A2: (Sits in silence, waiting for more)
J2: I still haven’t got a job. I still waste most of my time. I still think I’m a waste of space ….
A3: Sounds like it’s been a tough week.
J3: To be honest, I’m not sure if this counselling is helping. I wasn’t sure whether to come, but my wife insisted. (Sits in silence)
A4: So you weren’t sure whether it was worth you coming or not?
J4: Well, I’m not better yet, am I?
A5: I’m really sorry that you aren’t feeling much better. What’s the main thing that’s been on your mind?

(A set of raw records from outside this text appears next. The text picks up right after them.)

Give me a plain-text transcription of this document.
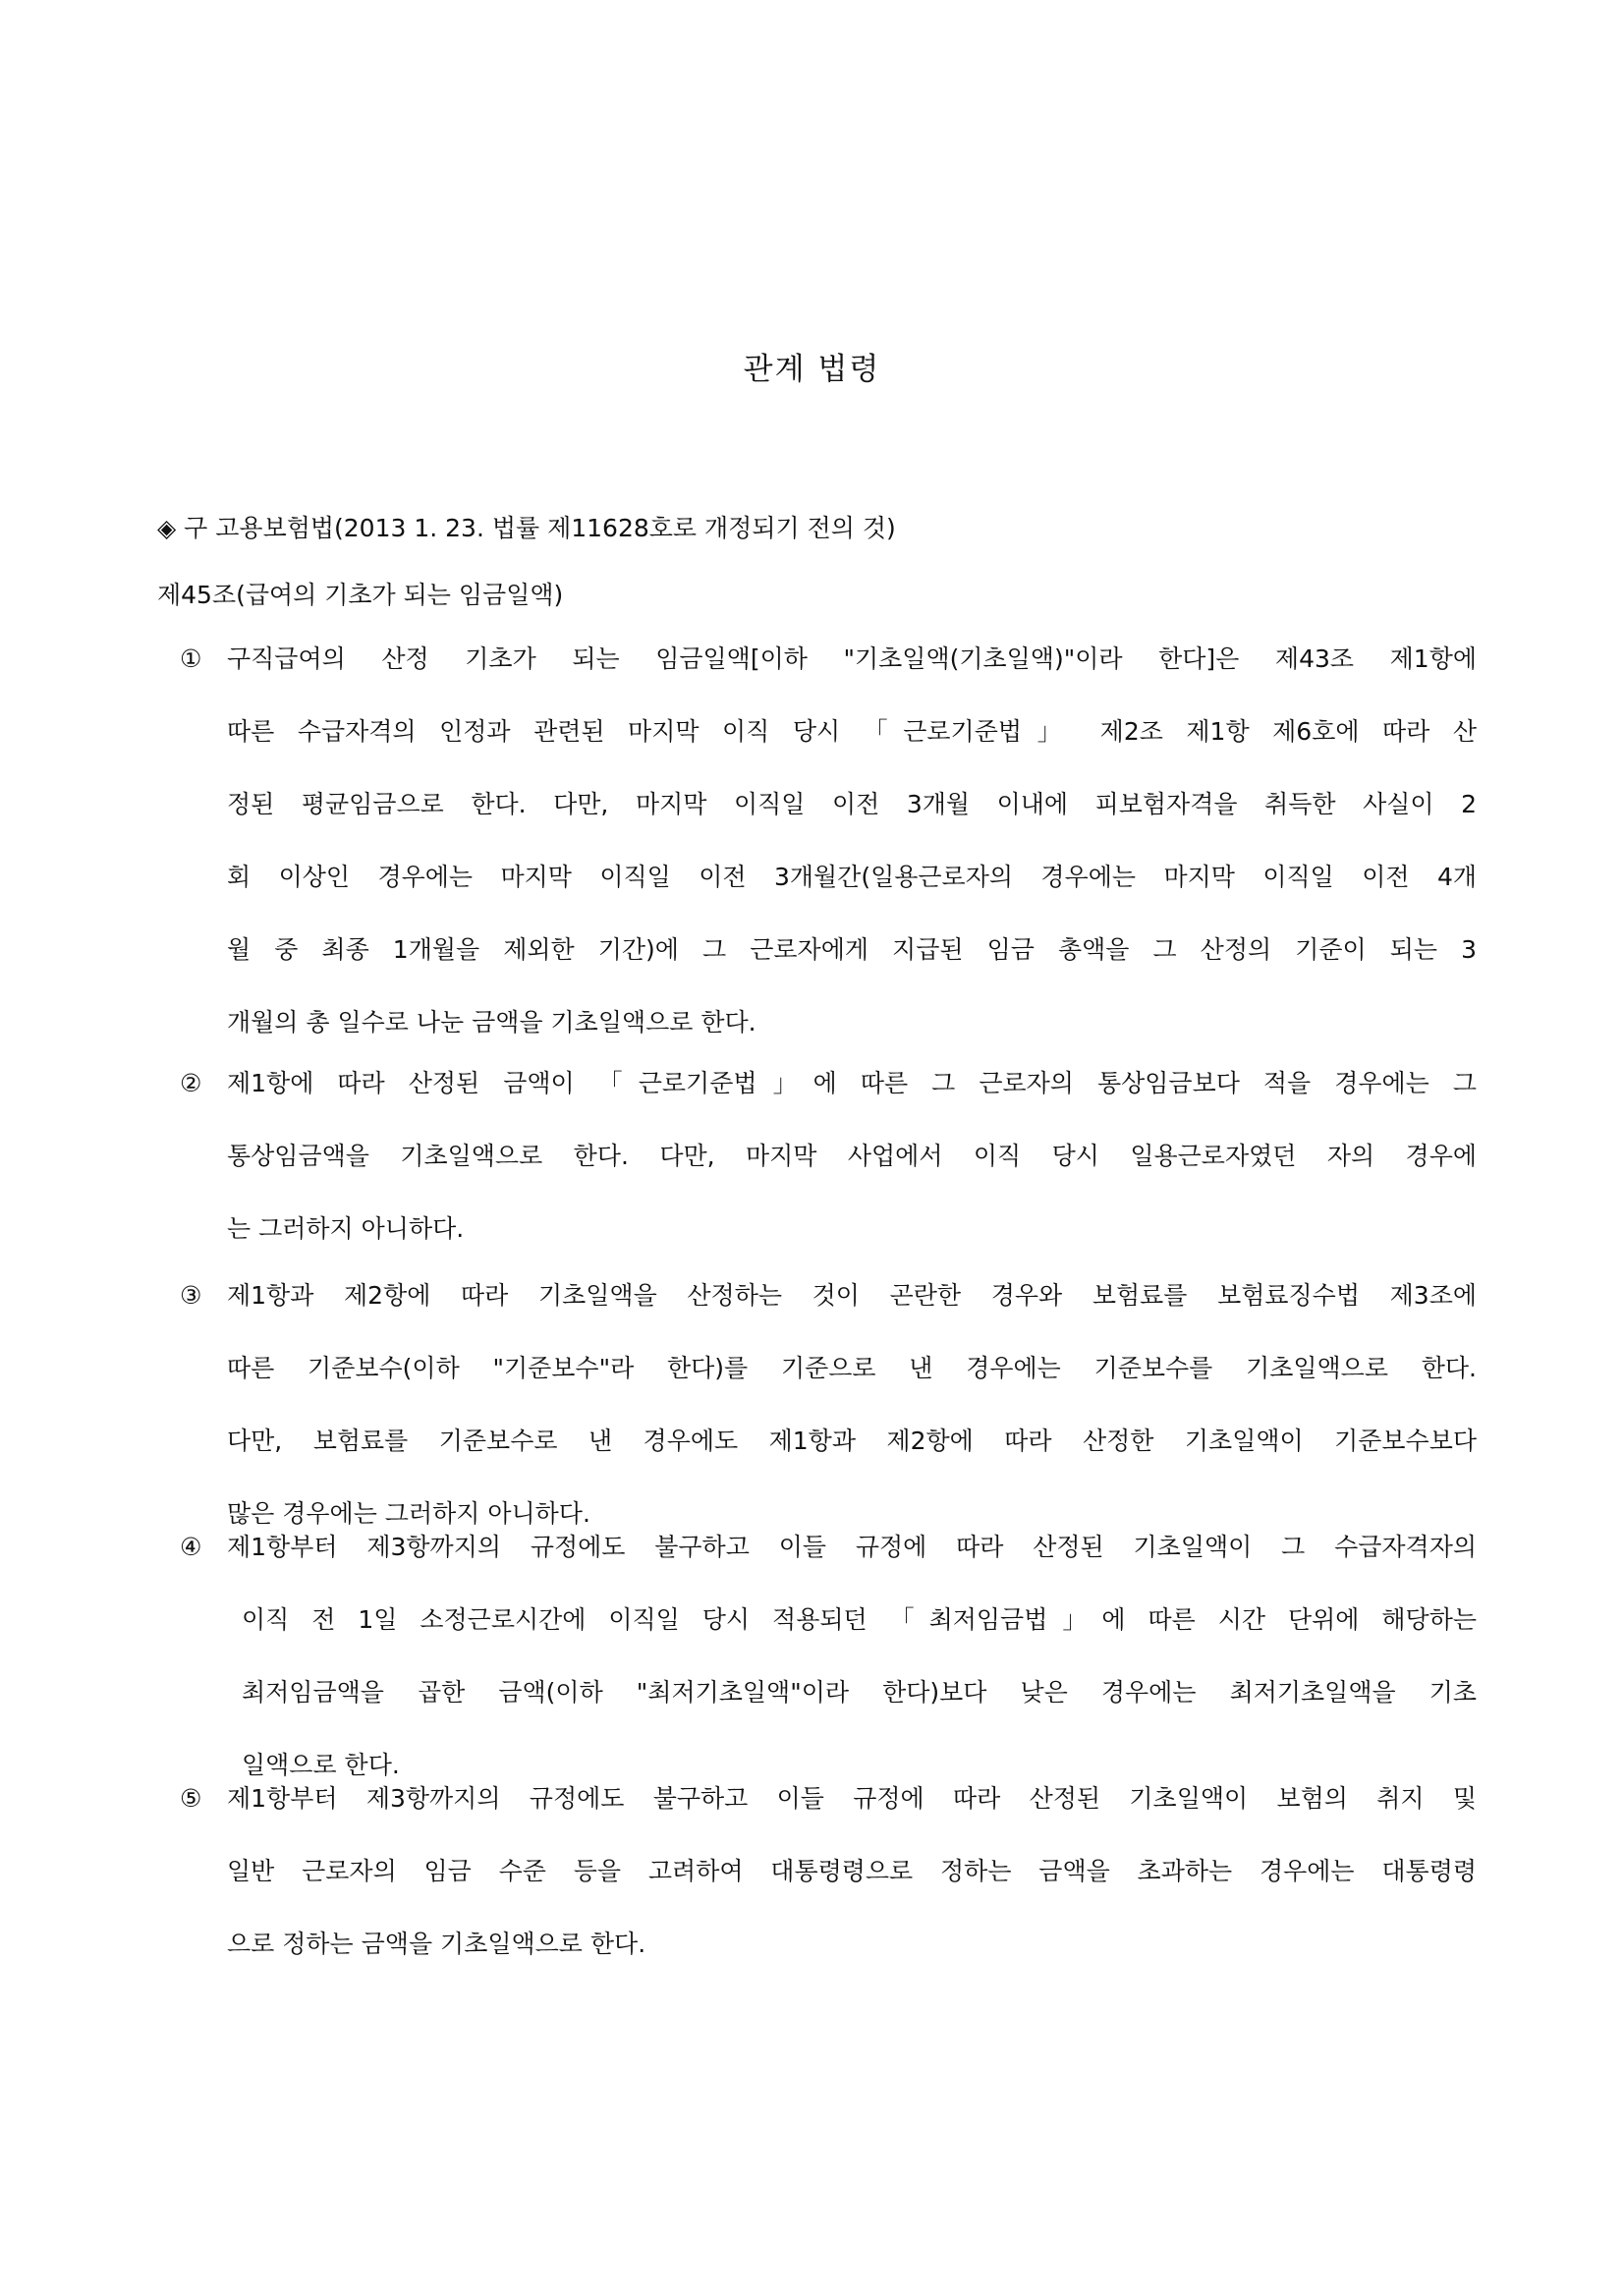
관계 법령
◈ 구 고용보험법(2013 1. 23. 법률 제11628호로 개정되기 전의 것)
제45조(급여의 기초가 되는 임금일액)
① 구직급여의 산정 기초가 되는 임금일액[이하 "기초일액(기초일액)"이라 한다]은 제43조 제1항에
따른 수급자격의 인정과 관련된 마지막 이직 당시 「근로기준법」 제2조 제1항 제6호에 따라 산
정된 평균임금으로 한다. 다만, 마지막 이직일 이전 3개월 이내에 피보험자격을 취득한 사실이 2
회 이상인 경우에는 마지막 이직일 이전 3개월간(일용근로자의 경우에는 마지막 이직일 이전 4개
월 중 최종 1개월을 제외한 기간)에 그 근로자에게 지급된 임금 총액을 그 산정의 기준이 되는 3
개월의 총 일수로 나눈 금액을 기초일액으로 한다.
② 제1항에 따라 산정된 금액이 「근로기준법」에 따른 그 근로자의 통상임금보다 적을 경우에는 그
통상임금액을 기초일액으로 한다. 다만, 마지막 사업에서 이직 당시 일용근로자였던 자의 경우에
는 그러하지 아니하다.
③ 제1항과 제2항에 따라 기초일액을 산정하는 것이 곤란한 경우와 보험료를 보험료징수법 제3조에
따른 기준보수(이하 "기준보수"라 한다)를 기준으로 낸 경우에는 기준보수를 기초일액으로 한다.
다만, 보험료를 기준보수로 낸 경우에도 제1항과 제2항에 따라 산정한 기초일액이 기준보수보다
많은 경우에는 그러하지 아니하다.
④ 제1항부터 제3항까지의 규정에도 불구하고 이들 규정에 따라 산정된 기초일액이 그 수급자격자의
이직 전 1일 소정근로시간에 이직일 당시 적용되던 「최저임금법」에 따른 시간 단위에 해당하는
최저임금액을 곱한 금액(이하 "최저기초일액"이라 한다)보다 낮은 경우에는 최저기초일액을 기초
일액으로 한다.
⑤ 제1항부터 제3항까지의 규정에도 불구하고 이들 규정에 따라 산정된 기초일액이 보험의 취지 및
일반 근로자의 임금 수준 등을 고려하여 대통령령으로 정하는 금액을 초과하는 경우에는 대통령령
으로 정하는 금액을 기초일액으로 한다.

J5: I don’t see any prospects of getting work. I’m not getting any younger, the economy is getting worse. Be honest, would you employ a sick 40 year old if you could take on a healthy, cheaper 30 year old? My mate Dave said “treat it like a holiday” but I’m telling you, it’s no holiday. Or if it is, it’s a holiday from hell. My wife hardly talks to me, except to make digs at me. I just don’t see any future.
A6: (increasingly feeling engulfed in John’s depressed mood) I can see why you do feel hopeless.
A7 (Remembering they are meant to be doing CBT not general counselling) I can see it is all looking hopeless now, but sometimes when people are depressed they think in rather extreme and unhelpful ways. It’s like putting on a pair of glasses that filters out all the good things. Do you think that might be happening to you?
J6: I suppose so.
A8: So, what would it be like for us right now to try on a pair of more rose-tinted spectacles and see what your life might look like?
J7: Right, like in those self-help books – “think yourself to happiness!” (Smiles ironically). No thanks, tried that. I’m afraid with me the situation really is bleak it’s not just my thinking. Maybe I was right after all in thinking that this approach isn’t going to help me.
Can you see what is wrong with counsellor A's approach?
What tips would you give him or her?